We got up before sunrise the next morning, packed up all our stuff, re-stoked the fire for a quick breakfast and got on the way at 8am. Sioma was really not very far away, and the turn-off for the falls was just a little further, so by 10am we were being dropped off by the roadside and watching the truck disappear off into the dusty distance. We were about an hour’s walk from Maziba Bay, where the hitherto very reliable Bradt guide to Zambia said there was a lodge, from where you could easily walk to the falls, and also for very agreeable prices it was possible to hire boats and even microlights to see the falls. We set off eagerly through the bush, passing snakes warming themselves in the morning sun.
It was eerily quiet when we arrived at Maziba. We dropped our bags and had a look around, and there were certainly buildings, but no people to be seen. Eventually someone appeared, and we asked if we could stay. We certainly could, he said, but only to camp. And there was no hot water as the pipe had broken. We asked if he might have any cold drinks, but sadly not - no electricity for one thing, and (now the truth came out) the camp had been closed for seven months, so there were no supplies. Our dreams of boats and planes were rapidly falling apart, but we pressed on. Would it be possible to use the boat? It would, if it had any petrol. And (finally, desperately) the microlight? No fuel, it was broken anyway, and the pilot was in South Africa.
Disheartened, we set up camp, and sat for a while on the veranda of the deserted bar of the camp, looking out over to our old friend the Zambezi, over a stunning white sandy beach, relaxing after the tiring walk over deep sand to get here. At about two in the afternoon, just when the day was getting really hot, we decided it was time to set off for Ngonye Falls. Though the lodge was closed it was under new ownership and there were a few staff looking after the place. One of them offered to show us the way to the falls, and off we went. After about an hour’s walk through the bush, we got to the river at a point where a ferry crossed. Roy the ferryman came across to meet us, and took us jovially across to the other side.

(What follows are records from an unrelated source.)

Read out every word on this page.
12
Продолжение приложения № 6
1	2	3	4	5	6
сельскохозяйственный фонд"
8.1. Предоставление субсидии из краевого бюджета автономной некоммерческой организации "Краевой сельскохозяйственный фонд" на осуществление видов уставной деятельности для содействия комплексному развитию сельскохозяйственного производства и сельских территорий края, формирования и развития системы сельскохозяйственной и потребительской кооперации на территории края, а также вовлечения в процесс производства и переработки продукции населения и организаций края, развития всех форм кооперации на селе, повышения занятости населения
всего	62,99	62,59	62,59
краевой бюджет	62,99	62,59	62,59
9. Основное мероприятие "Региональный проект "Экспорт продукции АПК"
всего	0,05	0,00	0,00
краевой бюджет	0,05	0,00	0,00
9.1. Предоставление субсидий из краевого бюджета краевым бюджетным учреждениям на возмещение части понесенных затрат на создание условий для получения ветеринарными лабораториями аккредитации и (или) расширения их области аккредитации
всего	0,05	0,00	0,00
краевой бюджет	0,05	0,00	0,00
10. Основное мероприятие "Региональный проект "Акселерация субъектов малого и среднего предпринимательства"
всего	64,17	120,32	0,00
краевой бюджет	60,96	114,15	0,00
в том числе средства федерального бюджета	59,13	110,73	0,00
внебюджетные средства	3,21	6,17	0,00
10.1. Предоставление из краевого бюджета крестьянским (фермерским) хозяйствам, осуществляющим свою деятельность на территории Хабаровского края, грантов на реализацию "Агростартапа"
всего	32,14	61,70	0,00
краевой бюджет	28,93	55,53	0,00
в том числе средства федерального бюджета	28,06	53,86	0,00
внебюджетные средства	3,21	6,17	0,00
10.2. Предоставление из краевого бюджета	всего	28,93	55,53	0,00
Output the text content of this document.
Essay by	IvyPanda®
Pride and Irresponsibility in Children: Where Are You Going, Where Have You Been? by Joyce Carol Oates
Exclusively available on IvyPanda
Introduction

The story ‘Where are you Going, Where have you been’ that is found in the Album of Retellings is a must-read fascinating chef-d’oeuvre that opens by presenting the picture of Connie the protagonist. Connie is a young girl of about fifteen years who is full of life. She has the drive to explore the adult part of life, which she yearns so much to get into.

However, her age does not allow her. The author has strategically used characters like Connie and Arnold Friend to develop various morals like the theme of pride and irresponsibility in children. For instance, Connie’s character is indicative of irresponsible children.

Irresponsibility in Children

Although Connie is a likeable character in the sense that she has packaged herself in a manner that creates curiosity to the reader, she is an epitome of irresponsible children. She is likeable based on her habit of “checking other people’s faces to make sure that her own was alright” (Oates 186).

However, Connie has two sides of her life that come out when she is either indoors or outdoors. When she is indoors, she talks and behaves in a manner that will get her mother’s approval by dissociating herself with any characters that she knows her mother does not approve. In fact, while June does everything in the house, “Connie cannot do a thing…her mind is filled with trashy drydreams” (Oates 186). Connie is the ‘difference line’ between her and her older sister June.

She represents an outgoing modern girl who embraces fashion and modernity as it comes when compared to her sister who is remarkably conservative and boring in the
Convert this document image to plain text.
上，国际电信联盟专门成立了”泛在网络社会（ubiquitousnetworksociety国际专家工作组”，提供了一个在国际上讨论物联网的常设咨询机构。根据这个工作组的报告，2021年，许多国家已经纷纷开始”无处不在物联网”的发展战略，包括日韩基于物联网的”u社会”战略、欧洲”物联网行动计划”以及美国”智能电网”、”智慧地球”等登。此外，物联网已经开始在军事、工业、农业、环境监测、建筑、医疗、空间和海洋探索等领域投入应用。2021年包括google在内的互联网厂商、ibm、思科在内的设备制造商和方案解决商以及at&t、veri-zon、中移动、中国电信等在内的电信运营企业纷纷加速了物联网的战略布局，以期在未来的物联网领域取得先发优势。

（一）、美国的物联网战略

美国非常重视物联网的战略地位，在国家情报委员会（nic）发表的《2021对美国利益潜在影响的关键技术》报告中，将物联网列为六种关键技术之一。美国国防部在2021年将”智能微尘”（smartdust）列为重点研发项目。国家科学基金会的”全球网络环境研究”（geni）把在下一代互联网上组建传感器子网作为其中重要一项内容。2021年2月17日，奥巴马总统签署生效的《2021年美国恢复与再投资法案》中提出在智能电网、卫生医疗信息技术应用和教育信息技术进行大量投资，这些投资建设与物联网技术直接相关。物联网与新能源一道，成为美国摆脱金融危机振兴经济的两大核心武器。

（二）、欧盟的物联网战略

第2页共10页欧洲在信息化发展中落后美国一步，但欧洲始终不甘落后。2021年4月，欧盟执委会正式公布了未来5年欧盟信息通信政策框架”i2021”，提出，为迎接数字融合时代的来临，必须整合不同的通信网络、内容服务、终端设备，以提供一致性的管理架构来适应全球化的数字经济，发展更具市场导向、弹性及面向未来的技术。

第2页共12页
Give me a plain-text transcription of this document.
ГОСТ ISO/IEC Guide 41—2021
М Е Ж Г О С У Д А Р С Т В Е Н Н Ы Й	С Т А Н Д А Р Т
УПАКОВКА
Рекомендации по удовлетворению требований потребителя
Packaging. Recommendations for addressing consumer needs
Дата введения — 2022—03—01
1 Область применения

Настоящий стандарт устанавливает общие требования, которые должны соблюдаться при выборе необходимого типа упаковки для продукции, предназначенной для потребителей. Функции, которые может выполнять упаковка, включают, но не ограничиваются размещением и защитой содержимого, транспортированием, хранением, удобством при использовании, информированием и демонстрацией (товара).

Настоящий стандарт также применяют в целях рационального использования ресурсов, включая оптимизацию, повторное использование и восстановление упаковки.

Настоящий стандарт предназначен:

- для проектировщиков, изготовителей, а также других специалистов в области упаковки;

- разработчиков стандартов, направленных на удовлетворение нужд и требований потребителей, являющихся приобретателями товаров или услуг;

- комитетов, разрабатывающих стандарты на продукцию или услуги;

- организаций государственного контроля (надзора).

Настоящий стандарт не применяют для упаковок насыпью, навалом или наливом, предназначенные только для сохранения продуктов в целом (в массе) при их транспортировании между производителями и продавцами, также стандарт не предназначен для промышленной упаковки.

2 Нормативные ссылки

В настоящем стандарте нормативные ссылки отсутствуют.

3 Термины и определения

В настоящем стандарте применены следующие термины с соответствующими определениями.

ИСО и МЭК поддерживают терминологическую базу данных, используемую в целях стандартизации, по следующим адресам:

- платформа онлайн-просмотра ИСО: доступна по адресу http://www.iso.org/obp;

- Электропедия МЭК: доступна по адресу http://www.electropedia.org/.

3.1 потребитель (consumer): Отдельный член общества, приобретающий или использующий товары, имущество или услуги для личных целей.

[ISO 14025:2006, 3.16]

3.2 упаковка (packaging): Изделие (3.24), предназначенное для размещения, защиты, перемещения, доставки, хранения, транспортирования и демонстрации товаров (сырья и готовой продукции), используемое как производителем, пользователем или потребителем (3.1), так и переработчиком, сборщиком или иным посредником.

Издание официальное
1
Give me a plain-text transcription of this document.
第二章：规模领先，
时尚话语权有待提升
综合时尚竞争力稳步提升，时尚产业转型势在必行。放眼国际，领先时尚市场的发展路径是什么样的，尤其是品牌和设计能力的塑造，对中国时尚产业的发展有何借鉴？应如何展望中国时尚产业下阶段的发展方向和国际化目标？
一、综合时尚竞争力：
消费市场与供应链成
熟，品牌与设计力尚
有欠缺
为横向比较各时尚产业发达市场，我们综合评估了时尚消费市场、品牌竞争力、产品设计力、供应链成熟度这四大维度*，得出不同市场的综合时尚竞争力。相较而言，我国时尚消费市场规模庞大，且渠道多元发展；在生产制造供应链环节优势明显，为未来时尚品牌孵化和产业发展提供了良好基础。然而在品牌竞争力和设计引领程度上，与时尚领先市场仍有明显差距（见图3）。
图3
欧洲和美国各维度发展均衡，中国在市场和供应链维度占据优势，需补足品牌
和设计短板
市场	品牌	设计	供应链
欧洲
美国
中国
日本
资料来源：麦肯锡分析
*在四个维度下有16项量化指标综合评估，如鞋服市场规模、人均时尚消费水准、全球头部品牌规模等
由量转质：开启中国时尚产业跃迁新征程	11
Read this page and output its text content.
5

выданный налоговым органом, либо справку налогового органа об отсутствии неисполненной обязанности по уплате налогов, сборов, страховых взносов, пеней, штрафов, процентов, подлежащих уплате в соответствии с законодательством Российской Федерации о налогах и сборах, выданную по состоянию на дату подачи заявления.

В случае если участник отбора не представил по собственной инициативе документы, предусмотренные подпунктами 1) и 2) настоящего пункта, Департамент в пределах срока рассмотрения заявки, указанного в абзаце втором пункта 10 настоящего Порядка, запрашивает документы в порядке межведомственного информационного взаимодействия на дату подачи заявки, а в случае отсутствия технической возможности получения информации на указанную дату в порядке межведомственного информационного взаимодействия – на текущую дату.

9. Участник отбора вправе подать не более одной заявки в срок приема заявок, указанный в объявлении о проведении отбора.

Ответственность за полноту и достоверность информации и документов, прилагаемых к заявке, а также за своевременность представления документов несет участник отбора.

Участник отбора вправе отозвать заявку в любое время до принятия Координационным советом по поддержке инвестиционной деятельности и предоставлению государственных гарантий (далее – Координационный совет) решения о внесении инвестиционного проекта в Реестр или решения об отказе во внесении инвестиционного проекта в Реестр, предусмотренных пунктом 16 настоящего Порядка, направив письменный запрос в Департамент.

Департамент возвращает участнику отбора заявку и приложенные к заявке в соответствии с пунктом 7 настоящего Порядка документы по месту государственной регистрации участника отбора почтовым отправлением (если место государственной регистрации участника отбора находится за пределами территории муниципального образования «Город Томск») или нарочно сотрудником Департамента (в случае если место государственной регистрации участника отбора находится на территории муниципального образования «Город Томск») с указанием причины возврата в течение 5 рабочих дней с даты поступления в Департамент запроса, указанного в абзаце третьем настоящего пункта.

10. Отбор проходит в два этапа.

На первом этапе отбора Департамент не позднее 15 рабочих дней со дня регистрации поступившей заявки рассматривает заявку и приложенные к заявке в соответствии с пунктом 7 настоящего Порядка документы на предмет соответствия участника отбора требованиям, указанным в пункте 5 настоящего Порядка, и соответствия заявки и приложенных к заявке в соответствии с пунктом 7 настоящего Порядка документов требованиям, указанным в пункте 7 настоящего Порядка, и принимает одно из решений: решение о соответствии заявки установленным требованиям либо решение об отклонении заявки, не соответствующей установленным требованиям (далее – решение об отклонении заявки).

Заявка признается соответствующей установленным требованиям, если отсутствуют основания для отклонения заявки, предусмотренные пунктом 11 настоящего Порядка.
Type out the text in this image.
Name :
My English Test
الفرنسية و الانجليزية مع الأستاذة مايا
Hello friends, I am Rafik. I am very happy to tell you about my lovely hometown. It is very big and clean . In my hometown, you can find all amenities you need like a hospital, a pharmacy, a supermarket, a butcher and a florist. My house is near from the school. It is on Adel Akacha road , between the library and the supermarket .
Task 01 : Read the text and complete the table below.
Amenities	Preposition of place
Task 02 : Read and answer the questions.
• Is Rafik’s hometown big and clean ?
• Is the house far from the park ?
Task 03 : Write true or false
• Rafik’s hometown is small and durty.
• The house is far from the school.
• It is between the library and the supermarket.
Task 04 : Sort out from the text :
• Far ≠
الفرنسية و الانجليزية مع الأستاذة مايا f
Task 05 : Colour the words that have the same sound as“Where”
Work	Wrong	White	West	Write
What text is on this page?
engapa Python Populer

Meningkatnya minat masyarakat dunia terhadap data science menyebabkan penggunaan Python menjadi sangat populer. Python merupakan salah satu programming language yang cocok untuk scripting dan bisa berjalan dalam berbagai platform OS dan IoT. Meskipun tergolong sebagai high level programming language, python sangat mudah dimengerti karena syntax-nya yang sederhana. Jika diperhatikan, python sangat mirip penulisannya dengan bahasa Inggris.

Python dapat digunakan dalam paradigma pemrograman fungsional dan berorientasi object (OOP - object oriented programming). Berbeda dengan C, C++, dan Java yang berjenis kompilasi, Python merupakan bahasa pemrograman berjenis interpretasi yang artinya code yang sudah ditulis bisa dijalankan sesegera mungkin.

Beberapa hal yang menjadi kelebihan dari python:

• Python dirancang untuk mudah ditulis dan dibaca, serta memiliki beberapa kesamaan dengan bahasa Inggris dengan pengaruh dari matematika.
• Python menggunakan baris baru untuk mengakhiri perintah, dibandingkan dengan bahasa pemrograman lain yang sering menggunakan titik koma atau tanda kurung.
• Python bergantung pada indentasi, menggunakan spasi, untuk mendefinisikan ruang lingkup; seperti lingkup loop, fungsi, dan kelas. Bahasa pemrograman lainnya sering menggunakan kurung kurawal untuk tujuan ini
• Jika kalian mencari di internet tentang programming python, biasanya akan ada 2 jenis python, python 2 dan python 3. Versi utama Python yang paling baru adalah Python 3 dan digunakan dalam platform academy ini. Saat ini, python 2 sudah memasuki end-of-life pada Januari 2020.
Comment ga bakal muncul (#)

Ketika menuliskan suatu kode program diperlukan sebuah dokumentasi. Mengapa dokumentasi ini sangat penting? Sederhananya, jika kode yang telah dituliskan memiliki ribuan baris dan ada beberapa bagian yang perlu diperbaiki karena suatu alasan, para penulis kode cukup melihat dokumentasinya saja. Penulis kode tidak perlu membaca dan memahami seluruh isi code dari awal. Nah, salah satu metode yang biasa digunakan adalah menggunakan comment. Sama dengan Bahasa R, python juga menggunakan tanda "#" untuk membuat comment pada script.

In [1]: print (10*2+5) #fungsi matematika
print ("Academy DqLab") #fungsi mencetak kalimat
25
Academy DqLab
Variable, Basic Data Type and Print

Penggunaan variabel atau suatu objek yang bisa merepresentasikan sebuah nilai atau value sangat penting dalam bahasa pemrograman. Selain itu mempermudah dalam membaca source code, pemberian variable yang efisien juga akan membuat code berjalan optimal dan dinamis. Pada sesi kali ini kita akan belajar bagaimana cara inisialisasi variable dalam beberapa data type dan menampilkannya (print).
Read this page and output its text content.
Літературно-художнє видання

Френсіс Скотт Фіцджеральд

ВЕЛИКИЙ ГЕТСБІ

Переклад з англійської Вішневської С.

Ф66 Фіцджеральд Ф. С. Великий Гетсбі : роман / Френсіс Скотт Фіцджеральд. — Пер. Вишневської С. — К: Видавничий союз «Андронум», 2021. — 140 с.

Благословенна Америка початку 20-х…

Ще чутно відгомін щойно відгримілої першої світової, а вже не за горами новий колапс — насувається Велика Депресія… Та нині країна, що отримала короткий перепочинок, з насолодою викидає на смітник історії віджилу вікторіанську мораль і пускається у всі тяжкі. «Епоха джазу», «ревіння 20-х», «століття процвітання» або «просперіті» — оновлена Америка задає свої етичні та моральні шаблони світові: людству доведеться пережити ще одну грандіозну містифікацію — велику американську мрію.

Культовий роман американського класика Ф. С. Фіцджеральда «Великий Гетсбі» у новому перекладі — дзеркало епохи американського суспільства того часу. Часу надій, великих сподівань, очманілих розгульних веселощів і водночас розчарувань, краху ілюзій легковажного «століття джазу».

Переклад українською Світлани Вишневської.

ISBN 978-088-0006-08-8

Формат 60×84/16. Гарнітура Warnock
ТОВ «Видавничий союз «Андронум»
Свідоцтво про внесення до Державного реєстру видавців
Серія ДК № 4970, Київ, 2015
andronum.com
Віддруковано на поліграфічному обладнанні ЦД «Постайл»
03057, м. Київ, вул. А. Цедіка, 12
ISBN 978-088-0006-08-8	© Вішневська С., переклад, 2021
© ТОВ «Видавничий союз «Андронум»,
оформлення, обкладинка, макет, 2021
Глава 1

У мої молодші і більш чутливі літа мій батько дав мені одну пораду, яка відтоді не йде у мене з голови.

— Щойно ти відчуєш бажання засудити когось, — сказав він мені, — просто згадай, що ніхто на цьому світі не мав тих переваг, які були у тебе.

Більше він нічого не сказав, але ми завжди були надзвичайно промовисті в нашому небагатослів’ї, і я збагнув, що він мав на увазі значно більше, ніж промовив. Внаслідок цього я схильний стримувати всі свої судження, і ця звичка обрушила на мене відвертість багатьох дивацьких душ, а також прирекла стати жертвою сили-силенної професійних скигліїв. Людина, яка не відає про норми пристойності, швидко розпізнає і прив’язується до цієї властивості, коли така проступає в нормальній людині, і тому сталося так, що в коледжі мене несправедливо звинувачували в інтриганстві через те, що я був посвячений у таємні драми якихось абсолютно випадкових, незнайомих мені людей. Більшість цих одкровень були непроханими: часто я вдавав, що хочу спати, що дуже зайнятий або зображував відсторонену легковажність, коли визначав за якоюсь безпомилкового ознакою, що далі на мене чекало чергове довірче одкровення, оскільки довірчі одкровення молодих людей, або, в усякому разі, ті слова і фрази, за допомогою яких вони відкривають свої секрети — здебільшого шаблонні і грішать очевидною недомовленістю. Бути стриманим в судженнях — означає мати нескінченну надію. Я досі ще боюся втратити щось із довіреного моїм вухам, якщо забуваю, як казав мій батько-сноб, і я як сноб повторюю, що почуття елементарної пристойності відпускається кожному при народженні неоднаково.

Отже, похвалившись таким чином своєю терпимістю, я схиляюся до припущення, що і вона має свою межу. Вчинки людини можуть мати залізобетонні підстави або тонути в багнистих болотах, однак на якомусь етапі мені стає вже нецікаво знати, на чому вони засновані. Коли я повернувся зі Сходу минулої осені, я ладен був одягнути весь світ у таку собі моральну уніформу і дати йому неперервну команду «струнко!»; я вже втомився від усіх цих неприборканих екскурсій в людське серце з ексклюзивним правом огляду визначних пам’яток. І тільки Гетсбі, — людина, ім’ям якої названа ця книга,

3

Then it was more walking, to the edge of the river again, and now we had to wade across. Though no deeper than knee-high the river was flowing fast and the bottom was slippery. Our guide fairly raced across, but we moved at a slower pace, and even then I slipped half way, briefly dunking my bag, which had my camera in it - thankfully no water got inside. After the wading we had a quick walk over some mud and then some sharp rocks, and then we were at the falls. We were impressed - the river, narrower than it had been at Lukulu but still impressively broad, drops over a broad curved face about ten metres high, before racing on downstream in a turbulent mass of white water. There was no-one else in sight.
After taking in the grandeur of the falls we were about ready for a quick swim. The river was painfully cold, but refreshing after the hot walk. I asked our guide my usual questions about crocodiles but he seemed unconcerned. Curiously, though, he didn’t seem at all inclined to join us for a dip.
We walked back as the sun was setting, spectacularly as ever, arriving back at camp in darkness. We found two other travellers there, Remco and Susan from Holland, who had also been duped by the Bradt guide. We chatted to them for a while as we built a fire on the beach and cooked some dinner for the four of us - soup and beans and bread, but when cooked on a white sandy beach by the Zambezi river it became one of the great gastronomic experiences.